Tout le monde reconnaît que la crise sanitaire, économique et financière actuelle impose de changer de manière de penser. Encore faut-il que cela se traduise par des actes à la hauteur du défi. Car beaucoup espèrent déjà un retour « à la normale » — celle-là même qui a accouché l’anormal d’aujourd’hui. Cet entre-deux contradictoire, dans lequel nous nous trouvons, vis-à-vis de l’action de la plupart des gouvernements occidentaux comme de l’état d’esprit des populations, deviendra très vite insoutenable.

Lors du G20, qui s’est tenu jeudi 26 mars par visio-conférence, une volonté de coopération et un début de réalisme se sont manifestés entre les différents dirigeants, en premier lieu entre Trump, Macron, Xi et Poutine qui savent bien que personne ne pourra s’en tirer tout seul. Mais cet élan est incompatible avec le maintien des réflexes géopolitiques, incarnés par le secrétaire d’État américain Mike Pompeo, qui continue de désigner la pandémie comme « le virus de Wuhan » et colporte partout un racisme anti-chinois. Il est cependant intéressant de noter que Macron a refusé la semaine dernière d’inclure la mention « virus de Wuhan » dans un communiqué du G7, et que Trump, qui employait également cette expression, a rétro-pédalé, tweetant que le virus n’était « PAS [la] faute [de la Chine] et assurant qu’il ne l’appellerait plus le « virus chinois ».

Les dirigeants du G20 ont promis d’injecter 5000 milliards de dollars pour soutenir l’économie mondiale face à la pandémie ; mais ni la question de la fermeture des marchés n’a pas été abordée, ni celle de la folie hyperinflationniste entretenue par les plans de renflouements géants des banques centrales. Répétons-le : il sera impossible de remporter une victoire sur la pandémie de Covid-19, et sur toutes celles qui surviendront à l’avenir, si l’on ne libère pas le monde du système monétariste de Wall Street et de la City de Londres, et de la conception moyenâgeuse de l’économie qu’il a imposé depuis l’abandon de la convertibilité or-dollar le 15 août 1971.

Un « vaccin universel » contre la servitude monétaire

L’expansion fulgurante de l’épidémie de coronavirus dans le monde a suscité partout un débat, et en particulier en Amérique latine et en Afrique, sur la nécessité de bâtir un nouvel ordre économique mondial plus juste redonnant la priorité à la vie humaine.

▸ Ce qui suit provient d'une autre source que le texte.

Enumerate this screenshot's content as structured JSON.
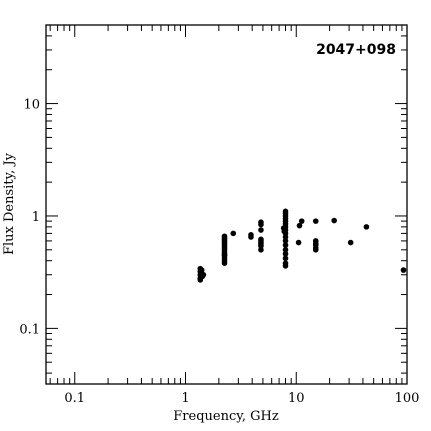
{
  "chart_data": {
    "type": "scatter",
    "title": "2047+098",
    "xlabel": "Frequency, GHz",
    "ylabel": "Flux Density, Jy",
    "xscale": "log",
    "yscale": "log",
    "xlim": [
      0.055,
      100
    ],
    "ylim": [
      0.032,
      50
    ],
    "x_tick_labels": [
      {
        "value": 0.1,
        "label": "0.1"
      },
      {
        "value": 1,
        "label": "1"
      },
      {
        "value": 10,
        "label": "10"
      },
      {
        "value": 100,
        "label": "100"
      }
    ],
    "y_tick_labels": [
      {
        "value": 0.1,
        "label": "0.1"
      },
      {
        "value": 1,
        "label": "1"
      },
      {
        "value": 10,
        "label": "10"
      }
    ],
    "grid": false,
    "legend": "none",
    "points": [
      {
        "x": 1.36,
        "y": 0.34
      },
      {
        "x": 1.36,
        "y": 0.32
      },
      {
        "x": 1.36,
        "y": 0.3
      },
      {
        "x": 1.36,
        "y": 0.28
      },
      {
        "x": 1.36,
        "y": 0.27
      },
      {
        "x": 1.4,
        "y": 0.33
      },
      {
        "x": 1.4,
        "y": 0.31
      },
      {
        "x": 1.42,
        "y": 0.29
      },
      {
        "x": 1.45,
        "y": 0.3
      },
      {
        "x": 2.25,
        "y": 0.66
      },
      {
        "x": 2.25,
        "y": 0.64
      },
      {
        "x": 2.25,
        "y": 0.62
      },
      {
        "x": 2.25,
        "y": 0.6
      },
      {
        "x": 2.25,
        "y": 0.58
      },
      {
        "x": 2.25,
        "y": 0.56
      },
      {
        "x": 2.25,
        "y": 0.54
      },
      {
        "x": 2.25,
        "y": 0.52
      },
      {
        "x": 2.25,
        "y": 0.5
      },
      {
        "x": 2.25,
        "y": 0.48
      },
      {
        "x": 2.25,
        "y": 0.46
      },
      {
        "x": 2.25,
        "y": 0.44
      },
      {
        "x": 2.25,
        "y": 0.42
      },
      {
        "x": 2.25,
        "y": 0.4
      },
      {
        "x": 2.25,
        "y": 0.38
      },
      {
        "x": 2.25,
        "y": 0.45
      },
      {
        "x": 2.7,
        "y": 0.7
      },
      {
        "x": 3.9,
        "y": 0.68
      },
      {
        "x": 3.9,
        "y": 0.65
      },
      {
        "x": 4.8,
        "y": 0.88
      },
      {
        "x": 4.8,
        "y": 0.84
      },
      {
        "x": 4.8,
        "y": 0.75
      },
      {
        "x": 4.8,
        "y": 0.62
      },
      {
        "x": 4.8,
        "y": 0.6
      },
      {
        "x": 4.8,
        "y": 0.58
      },
      {
        "x": 4.8,
        "y": 0.56
      },
      {
        "x": 4.8,
        "y": 0.54
      },
      {
        "x": 4.8,
        "y": 0.5
      },
      {
        "x": 7.7,
        "y": 0.78
      },
      {
        "x": 7.8,
        "y": 0.73
      },
      {
        "x": 8.0,
        "y": 1.1
      },
      {
        "x": 8.0,
        "y": 1.05
      },
      {
        "x": 8.0,
        "y": 1.0
      },
      {
        "x": 8.0,
        "y": 0.95
      },
      {
        "x": 8.0,
        "y": 0.9
      },
      {
        "x": 8.0,
        "y": 0.85
      },
      {
        "x": 8.0,
        "y": 0.8
      },
      {
        "x": 8.0,
        "y": 0.75
      },
      {
        "x": 8.0,
        "y": 0.7
      },
      {
        "x": 8.0,
        "y": 0.65
      },
      {
        "x": 8.0,
        "y": 0.6
      },
      {
        "x": 8.0,
        "y": 0.55
      },
      {
        "x": 8.0,
        "y": 0.5
      },
      {
        "x": 8.0,
        "y": 0.46
      },
      {
        "x": 8.0,
        "y": 0.42
      },
      {
        "x": 8.0,
        "y": 0.38
      },
      {
        "x": 8.0,
        "y": 0.36
      },
      {
        "x": 10.5,
        "y": 0.58
      },
      {
        "x": 10.7,
        "y": 0.82
      },
      {
        "x": 11.2,
        "y": 0.9
      },
      {
        "x": 15.0,
        "y": 0.9
      },
      {
        "x": 15.0,
        "y": 0.6
      },
      {
        "x": 15.0,
        "y": 0.57
      },
      {
        "x": 15.0,
        "y": 0.55
      },
      {
        "x": 15.0,
        "y": 0.52
      },
      {
        "x": 15.0,
        "y": 0.5
      },
      {
        "x": 22.0,
        "y": 0.91
      },
      {
        "x": 31.0,
        "y": 0.58
      },
      {
        "x": 43.0,
        "y": 0.8
      },
      {
        "x": 93.0,
        "y": 0.33
      }
    ]
  }
}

Le 23 mars, le think tank CELAG (Latin America Strategic Center for Geopolitics), basé en Argentine et réunissant plusieurs anciens dirigeants d’Amérique latine, a publié un appel à l’intention du Fonds Monétaire International (FMI), la Banque mondiale et d’autres créanciers internationaux, intitulé : « Le temps est venu d’annuler la dette de l’Amérique latine ». Parmi les signataires, l’on trouve par exemple l’ancien président équatorien Rafael Correa, l’ancienne présidente brésilienne Dilma Rousseff, l’ancien président paraguayen Fernando Lugo, le président bolivien Evo Morales et son vice-président Alvaro Garcia Linera, entre autres.

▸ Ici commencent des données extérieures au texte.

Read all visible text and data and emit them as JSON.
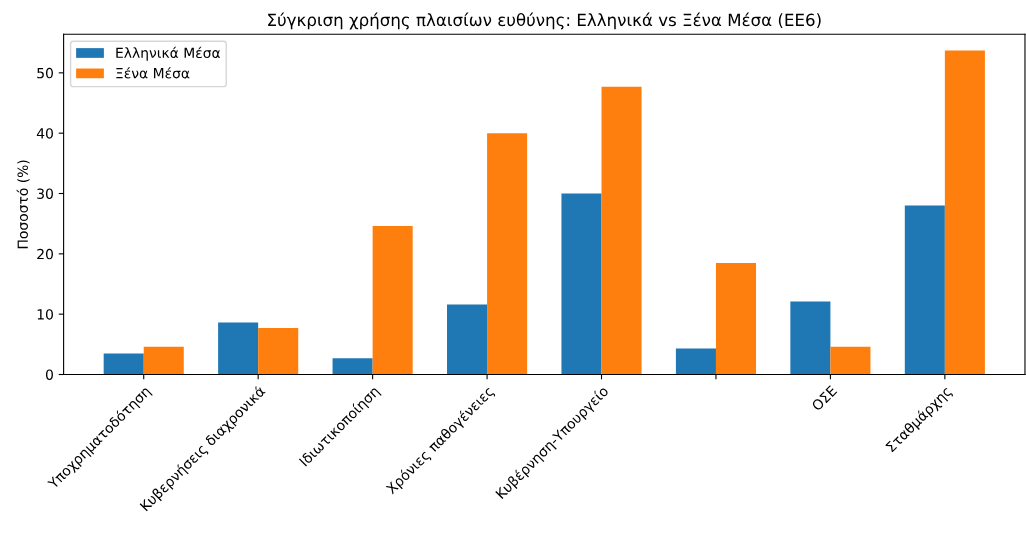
{
  "chart_data": {
    "type": "bar",
    "title": "Σύγκριση χρήσης πλαισίων ευθύνης: Ελληνικά vs Ξένα Μέσα (ΕΕ6)",
    "ylabel": "Ποσοστό (%)",
    "categories": [
      "Υποχρηματοδότηση",
      "Κυβερνήσεις διαχρονικά",
      "Ιδιωτικοποίηση",
      "Χρόνιες παθογένειες",
      "Κυβέρνηση-Υπουργείο",
      null,
      "ΟΣΕ",
      "Σταθμάρχης"
    ],
    "series": [
      {
        "name": "Ελληνικά Μέσα",
        "color": "#1f77b4",
        "values": [
          3.5,
          8.6,
          2.7,
          11.6,
          30.0,
          4.3,
          12.1,
          28.0
        ]
      },
      {
        "name": "Ξένα Μέσα",
        "color": "#ff7f0e",
        "values": [
          4.6,
          7.7,
          24.6,
          40.0,
          47.7,
          18.5,
          4.6,
          53.7
        ]
      }
    ],
    "ylim": [
      0,
      56.4
    ],
    "yticks": [
      0,
      10,
      20,
      30,
      40,
      50
    ],
    "grid": false,
    "legend": "top left"
  }
}
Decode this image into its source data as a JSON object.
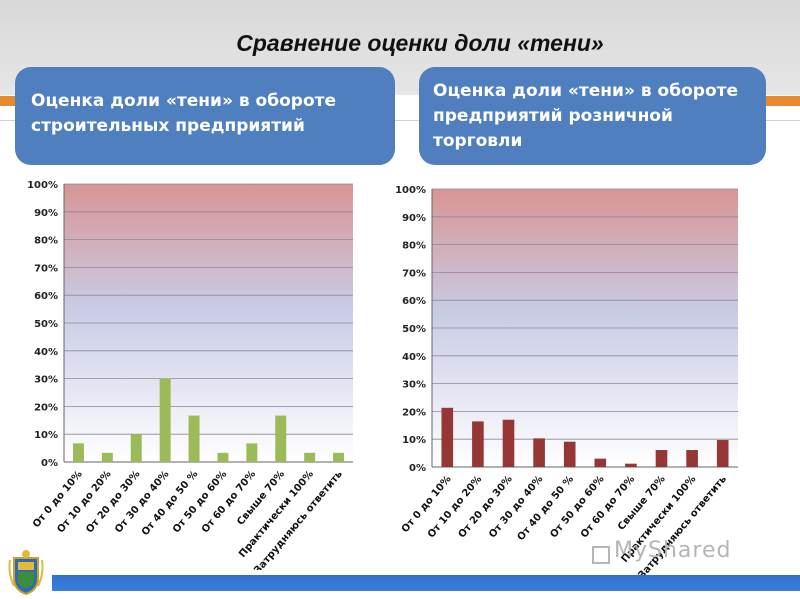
{
  "slide": {
    "title": "Сравнение оценки доли «тени»",
    "watermark": "MyShared"
  },
  "colors": {
    "panel": "#4f7fbf",
    "bar_left": "#9bbb59",
    "bar_right": "#953735",
    "footer": "#2e6fcf",
    "accent": "#e8892e"
  },
  "panels": {
    "left": "Оценка доли «тени» в обороте строительных предприятий",
    "right": "Оценка доли «тени» в обороте предприятий розничной торговли"
  },
  "chart_data": [
    {
      "type": "bar",
      "categories": [
        "От 0 до 10%",
        "От 10 до 20%",
        "От 20 до 30%",
        "От 30 до 40%",
        "От 40 до 50 %",
        "От 50 до 60%",
        "От 60 до 70%",
        "Свыше 70%",
        "Практически 100%",
        "Затрудняюсь ответить"
      ],
      "values": [
        6.7,
        3.3,
        10,
        30,
        16.7,
        3.3,
        6.7,
        16.7,
        3.3,
        3.3
      ],
      "ylim": [
        0,
        100
      ],
      "yticks": [
        "0%",
        "10%",
        "20%",
        "30%",
        "40%",
        "50%",
        "60%",
        "70%",
        "80%",
        "90%",
        "100%"
      ],
      "grid": true,
      "legend": "none"
    },
    {
      "type": "bar",
      "categories": [
        "От 0 до 10%",
        "От 10 до 20%",
        "От 20 до 30%",
        "От 30 до 40%",
        "От 40 до 50 %",
        "От 50 до 60%",
        "От 60 до 70%",
        "Свыше 70%",
        "Практически 100%",
        "Затрудняюсь ответить"
      ],
      "values": [
        21.3,
        16.4,
        17.0,
        10.3,
        9.1,
        3.0,
        1.2,
        6.1,
        6.1,
        9.7
      ],
      "ylim": [
        0,
        100
      ],
      "yticks": [
        "0%",
        "10%",
        "20%",
        "30%",
        "40%",
        "50%",
        "60%",
        "70%",
        "80%",
        "90%",
        "100%"
      ],
      "grid": true,
      "legend": "none"
    }
  ]
}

Écrivant dans le quotidien de Buenos Aires Pagina 12, l’historien argentin Mario Rapaport compare la pandémie actuelle avec la peste noire du XIVe siècle, de laquelle un nouvel ordre mondial avait émergé. Aujourd’hui, en raison des ravages du néolibéralisme, le monde traverse selon lui un nouvel « âge des ténèbres », où l’État providence post-2nde Guerre mondiale a été remplacé par une économie casino, des bulles de dettes, la guerre permanente et une spéculation débridée au détriment de la vie humaine. « Des changements drastiques dans l’ordre économique et financier mondial » sont nécessaires, écrit-il ; il va falloir admettre enfin que «  la pseudo-mondialisation basée sur un néolibéralisme n’a bénéficié qu’à une minorité, et qu’elle n’a pas permis d’arrêter les guerres, a accentué les inégalités et a contribué à créer les conditions de l’apparition de nouvelles pandémies ».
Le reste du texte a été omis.